優しく触れられる度に、ピクンピクンと身体が跳ね上がった。
そうして、彼が彼女の唇を奪う。
舌を捻じ込まれ、しばらく好きにされた後、そっと離れる。
二人の間に銀糸がかかった。
恭司が色香を孕んだ声音で囁いてくる。
「言うこと聞いて欲しい時にな、名前を呼んでるんだよ。条件付けってやつだ」
「……今までの女性たちにもそういうことしてきたんでしょう?」
美桜がそう言うと――恭司が熱っぽく語りかけてくる。
「他の奴らがどんな反応してこようが、どうでも良い。
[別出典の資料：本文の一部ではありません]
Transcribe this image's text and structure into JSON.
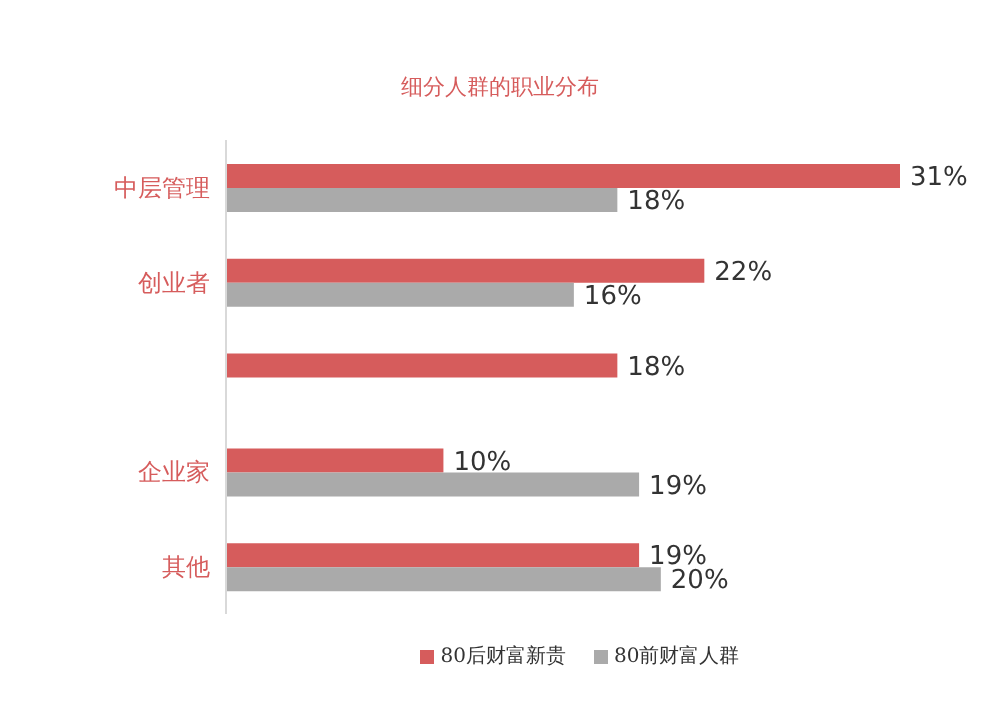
{
  "chart_data": {
    "type": "bar",
    "orientation": "horizontal",
    "title": "细分人群的职业分布",
    "categories": [
      "中层管理",
      "创业者",
      null,
      "企业家",
      "其他"
    ],
    "series": [
      {
        "name": "80后财富新贵",
        "color": "#d65c5c",
        "values": [
          31,
          22,
          18,
          10,
          19
        ],
        "value_labels": [
          "31%",
          "22%",
          "18%",
          "10%",
          "19%"
        ]
      },
      {
        "name": "80前财富人群",
        "color": "#aaaaaa",
        "values": [
          18,
          16,
          null,
          19,
          20
        ],
        "value_labels": [
          "18%",
          "16%",
          null,
          "19%",
          "20%"
        ]
      }
    ],
    "legend": "bottom",
    "grid": false
  }
}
俺が言うこと聞いて欲しいのは、お前だけだよ、美桜」
「やっぱり恭司さんはズルいです」
そうして、彼の手が下腹から両脚の間に動く。
「……っ」
「ほら、脚を閉じたままじゃあ、洗ってやれないぞ」
「恥ずかしいから嫌です」
美桜が恥ずかしくなっていると、恭司が懇願してくる。
「だったら、お願いだ。脚を開いてくれよ、少しで良いからさ、美桜」
「……っ」
名前付きでおねだりされると拒めない。
ちょっとだけ両脚の間に隙間を作ってやると、彼の手が侵入してきて、花弁の上を泡と一緒にぬるぬると前後に動かしてくる。
「……っあ……」
そうして、恭司が口の端をゆるりと吊り上げる。
「俺に洗われて悦んでるとか、可愛いな、俺の美桜は」
「……っ、やっぱりズルいし、意地悪です……あっ……んっ……」
「使えるものは何でも使うんだよ、俺はさ」
彼の指が陰核を弄ってくる。
いつも以上にぬるぬるしていて気持ちが良かった。
ぬるぬるしているのは泡のせいだけではない。
(私の……)
愛液も混じっていると気づいたら、恥ずかしすぎて頭がおかしくなりそうだった。
充血した芽を彼の指に擦り上げられると――容易に達してしまった。
「……っ、ああっ……!」
美桜の膝ががくがくと震えた。
両太腿の間を泉のごとく溢れた愛液が流れていき、シャワーの湯と共に排水溝に流されていく。
「ああ、綺麗にしてやるつもりが、随分濡れちまったな」
「……っ、あっ……」
恭司が自身の熱塊を彼女の花弁の上に押しあててくる。